First, an α-shape was computed for each dataset via filtering with cubic bins dbin = 0.5 nm. Thereafter, nearest neighbor (1NN) spatial statistics were characterized for Sc-Sc using spherical regions-of-interest (ROIs) with r = 5 nm radius. ROIs were placed at scandium atoms with at least dsrf ≥ 2.0 nm distance to the dataset edge. Statistics were computed for original (orig.) and randomized (rand.) atom type labels. Uncertainties due to parameter sensitivities of the maximum separation method were quantified by probing 241 linearly spaced individual runs. The core point distances dmax ranged between 0.2 nm and 5.0 nm with 0.02 nm step. Clusters with less than Nmin < 5 were not considered. Tessellations were built for all atoms. The Voronoi cells of atoms within dero < 1.0 nm distance to the dataset edge were eroded. The number of scandium atoms ranged from 8.64 × 104 to 6.74 × 105. Further details are documented in the settings files of the supplementary reference65.
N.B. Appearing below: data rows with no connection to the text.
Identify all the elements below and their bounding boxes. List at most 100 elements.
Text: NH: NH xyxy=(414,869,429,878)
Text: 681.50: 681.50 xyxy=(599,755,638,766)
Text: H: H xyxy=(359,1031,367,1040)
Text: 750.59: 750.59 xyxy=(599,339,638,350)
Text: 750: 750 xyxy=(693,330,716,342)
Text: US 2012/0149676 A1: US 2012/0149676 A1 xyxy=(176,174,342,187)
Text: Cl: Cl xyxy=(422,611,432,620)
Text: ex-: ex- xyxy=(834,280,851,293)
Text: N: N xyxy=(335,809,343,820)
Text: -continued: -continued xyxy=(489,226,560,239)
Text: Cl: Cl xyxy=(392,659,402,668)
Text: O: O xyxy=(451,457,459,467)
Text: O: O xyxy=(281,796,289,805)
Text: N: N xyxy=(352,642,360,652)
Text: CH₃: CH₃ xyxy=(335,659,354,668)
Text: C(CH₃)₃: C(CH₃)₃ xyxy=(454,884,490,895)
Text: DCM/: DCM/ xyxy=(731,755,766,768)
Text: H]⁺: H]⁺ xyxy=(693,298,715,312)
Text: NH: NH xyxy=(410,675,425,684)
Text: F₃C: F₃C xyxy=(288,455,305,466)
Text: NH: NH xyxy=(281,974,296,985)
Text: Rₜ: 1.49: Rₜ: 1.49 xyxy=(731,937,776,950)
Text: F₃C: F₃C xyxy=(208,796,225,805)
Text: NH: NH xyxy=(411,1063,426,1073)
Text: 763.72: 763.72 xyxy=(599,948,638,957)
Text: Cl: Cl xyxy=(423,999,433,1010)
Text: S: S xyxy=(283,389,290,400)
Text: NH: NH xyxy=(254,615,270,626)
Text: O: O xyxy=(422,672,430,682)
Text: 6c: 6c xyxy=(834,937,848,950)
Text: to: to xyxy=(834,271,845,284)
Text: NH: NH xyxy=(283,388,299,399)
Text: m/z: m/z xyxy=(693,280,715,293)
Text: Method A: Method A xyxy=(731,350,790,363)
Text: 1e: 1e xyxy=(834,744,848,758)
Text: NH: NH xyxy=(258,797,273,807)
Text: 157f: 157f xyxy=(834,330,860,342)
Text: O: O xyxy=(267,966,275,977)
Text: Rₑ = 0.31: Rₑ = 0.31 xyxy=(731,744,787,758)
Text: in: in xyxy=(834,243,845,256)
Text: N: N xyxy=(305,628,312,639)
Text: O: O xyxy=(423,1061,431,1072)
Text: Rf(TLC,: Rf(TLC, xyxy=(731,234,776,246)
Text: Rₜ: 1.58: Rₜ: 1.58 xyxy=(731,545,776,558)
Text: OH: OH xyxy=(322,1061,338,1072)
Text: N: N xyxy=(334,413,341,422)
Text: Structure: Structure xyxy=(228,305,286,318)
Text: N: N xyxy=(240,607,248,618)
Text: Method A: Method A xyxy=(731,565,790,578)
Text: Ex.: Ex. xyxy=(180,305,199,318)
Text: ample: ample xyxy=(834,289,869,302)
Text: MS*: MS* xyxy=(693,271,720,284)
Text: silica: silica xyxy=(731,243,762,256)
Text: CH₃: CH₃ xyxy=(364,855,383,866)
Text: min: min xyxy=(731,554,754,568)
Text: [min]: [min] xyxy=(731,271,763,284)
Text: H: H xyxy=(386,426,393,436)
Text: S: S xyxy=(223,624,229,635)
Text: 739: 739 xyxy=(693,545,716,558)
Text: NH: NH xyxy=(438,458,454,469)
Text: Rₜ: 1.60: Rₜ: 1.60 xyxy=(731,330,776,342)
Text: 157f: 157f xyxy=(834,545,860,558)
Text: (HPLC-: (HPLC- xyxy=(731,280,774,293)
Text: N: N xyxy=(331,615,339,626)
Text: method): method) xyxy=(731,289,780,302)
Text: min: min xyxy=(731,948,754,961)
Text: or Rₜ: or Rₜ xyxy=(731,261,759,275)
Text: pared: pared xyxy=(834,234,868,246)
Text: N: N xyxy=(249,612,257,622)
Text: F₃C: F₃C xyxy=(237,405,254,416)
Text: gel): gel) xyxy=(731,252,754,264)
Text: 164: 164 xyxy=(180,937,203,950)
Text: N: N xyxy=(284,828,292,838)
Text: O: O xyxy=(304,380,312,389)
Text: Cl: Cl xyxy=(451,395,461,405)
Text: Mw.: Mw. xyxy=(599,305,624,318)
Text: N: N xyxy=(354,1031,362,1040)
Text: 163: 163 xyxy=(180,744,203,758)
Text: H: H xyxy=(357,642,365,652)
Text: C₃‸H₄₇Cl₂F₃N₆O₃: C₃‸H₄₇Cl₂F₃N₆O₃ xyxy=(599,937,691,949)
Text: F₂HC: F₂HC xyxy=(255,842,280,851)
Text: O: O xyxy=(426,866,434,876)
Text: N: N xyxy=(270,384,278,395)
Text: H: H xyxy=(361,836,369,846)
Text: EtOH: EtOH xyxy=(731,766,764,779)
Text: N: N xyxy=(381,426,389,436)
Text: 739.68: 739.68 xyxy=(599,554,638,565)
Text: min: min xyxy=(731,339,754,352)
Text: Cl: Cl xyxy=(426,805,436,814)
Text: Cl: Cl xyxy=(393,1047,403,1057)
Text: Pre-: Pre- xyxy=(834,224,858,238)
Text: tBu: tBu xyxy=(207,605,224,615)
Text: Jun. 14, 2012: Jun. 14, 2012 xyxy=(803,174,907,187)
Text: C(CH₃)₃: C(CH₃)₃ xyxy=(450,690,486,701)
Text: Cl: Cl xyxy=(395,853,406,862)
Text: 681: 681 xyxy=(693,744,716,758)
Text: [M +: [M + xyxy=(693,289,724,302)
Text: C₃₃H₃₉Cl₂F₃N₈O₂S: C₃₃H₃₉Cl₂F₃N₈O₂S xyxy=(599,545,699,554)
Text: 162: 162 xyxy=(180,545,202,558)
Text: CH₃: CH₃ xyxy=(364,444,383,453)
As the second case study we analyzed Al-Zn-Mg-Cu specimens from Zhao et al.35, seven specimens in total. The experimental methods and reconstruction protocols are detailed in the original paper. The case study quantifies the matrix and precipitate concentrations for zinc, magnesium, and copper solutes in an effort to understand better the artificial aging response in such 7XXX series alloys with aerospace applications. The authors of the original study35 discussed therein a method, which post-processes several spatial statistics (RDF, and 1NN) for each type of solute. The motivation behind this is to explore links between spatial correlation functions from small-angle scattering and those used in APT35,63,85. The main practical challenge is that large ROI radii (2.5 nm to 10 nm and beyond) are probed. With IVAS this is known to be particularly costly. Also, due to the lack of a documentation how the above spatial statistics in IVAS are in detail computed, it is essential to employ rigorous strategies for the removal of edge effects. Paraprobe solves the above analysis tasks not only faster but also with rigorous uncertainty quantification. All detailed settings are given in the supplementary reference66.